Book review: The Improbability of Love

Fiction

The Improbability of Love

Hannah Rothschild

Language: English

Publisher: Bloomsbury

Published: 2016

Pages: 479, Paperback

I have mixed feelings about this book. Though I wouldn’t rave about it, I wouldn’t tell anyone not to read it either. The blurb was catchy. I was intrigued and curious. Around 100 pages into it, I wasn’t very sure. But then, in the end, I was glad I stuck with it. Hannah Rothschild’s debut novel, ‘The Improbability of Love’, is confusing and takes time to build up, but it keeps you wanting to know more.

 

Annie McDee is a 31-year-old struggling chef. She is also recovering from a devastating break-up. Then, she buys a painting at a junk store for this guy she met at a speed-dating event and he never shows up. The painting becomes a sad reminder of her recklessness and she wants to get rid of it but her mother thinks it could be something of value and forces Annie to find out and thus delve into the world of art.

 

Since the novel opens on the night of an auction where there’s a lot of commotion over a painting with many people trying to profit from the sale, you get an idea that the painting is important. But you don’t really understand what is happening. As the novel jumps back and forth between six months, after Annie discovering the painting at a junk shop and the night of its sale at the auction, the story slowly starts to unravel.

 

The Improbability of Love was apparently penned as a satire on the corruption in the London art scene—the painting, the one being actioned that Annie eventually buys, is fictional but the artist, Jean-Antoine Watteau, isn’t.
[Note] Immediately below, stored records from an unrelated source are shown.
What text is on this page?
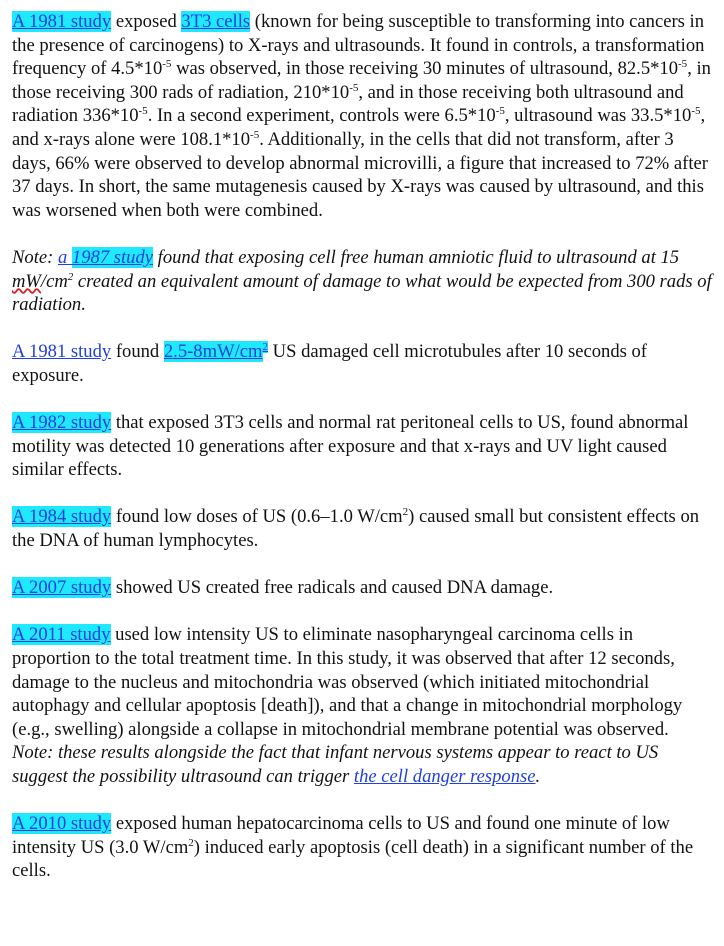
A 1981 study exposed 3T3 cells (known for being susceptible to transforming into cancers in the presence of carcinogens) to X-rays and ultrasounds. It found in controls, a transformation frequency of $4.5*10^{-5}$ was observed, in those receiving 30 minutes of ultrasound, $82.5*10^{-5}$, in those receiving 300 rads of radiation, $210*10^{-5}$, and in those receiving both ultrasound and radiation $336*10^{-5}$. In a second experiment, controls were $6.5*10^{-5}$, ultrasound was $33.5*10^{-5}$, and x-rays alone were $108.1*10^{-5}$. Additionally, in the cells that did not transform, after 3 days, 66% were observed to develop abnormal microvilli, a figure that increased to 72% after 37 days. In short, the same mutagenesis caused by X-rays was caused by ultrasound, and this was worsened when both were combined.

Note: a 1987 study found that exposing cell free human amniotic fluid to ultrasound at 15 $mW/cm^2$ created an equivalent amount of damage to what would be expected from 300 rads of radiation.

A 1981 study found $2.5-8mW/cm^2$ US damaged cell microtubules after 10 seconds of exposure.

A 1982 study that exposed 3T3 cells and normal rat peritoneal cells to US, found abnormal motility was detected 10 generations after exposure and that x-rays and UV light caused similar effects.

A 1984 study found low doses of US (0.6–1.0 $W/cm^2$) caused small but consistent effects on the DNA of human lymphocytes.

A 2007 study showed US created free radicals and caused DNA damage.

A 2011 study used low intensity US to eliminate nasopharyngeal carcinoma cells in proportion to the total treatment time. In this study, it was observed that after 12 seconds, damage to the nucleus and mitochondria was observed (which initiated mitochondrial autophagy and cellular apoptosis [death]), and that a change in mitochondrial morphology (e.g., swelling) alongside a collapse in mitochondrial membrane potential was observed.

Note: these results alongside the fact that infant nervous systems appear to react to US suggest the possibility ultrasound can trigger the cell danger response.

A 2010 study exposed human hepatocarcinoma cells to US and found one minute of low intensity US (3.0 $W/cm^2$) induced early apoptosis (cell death) in a significant number of the cells.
Rothschild meant to pose serious questions regarding the value of art. But more often than not it falls flat and comes across as silly. Though there are a lot of things going on—with romance, intrigue, murder, and more—and the book has all the potential to be a riveting read, you can’t help but feel the story could have been better narrated.

 

On one hand, Rothschild’s descriptions of the elaborate feasts that Annie prepares makes you want to read more, on the other, the frequent inconsistencies (and there are quite a few) make you cringe and put the book down. The same man has different colored eyes in different instances. It’s almost as if Rothschild was so invested in the art part of the story that the details elsewhere were written as an afterthought and thus feels slapdash.

 

The novel’s saving grace is that Rothschild knows a lot about art. And that knowledge shines through, which makes reading The Improbability of Love a pleasure, albeit in bits and pieces. Also, the eclectic mix of characters are well developed, each with their own frailties that warm you up to them. The painting itself becomes the narrator too, recalls its maker, and expresses grievances at being confined to Annie’s flat. It’s so amusing that it’s worth putting up with the problematic bits.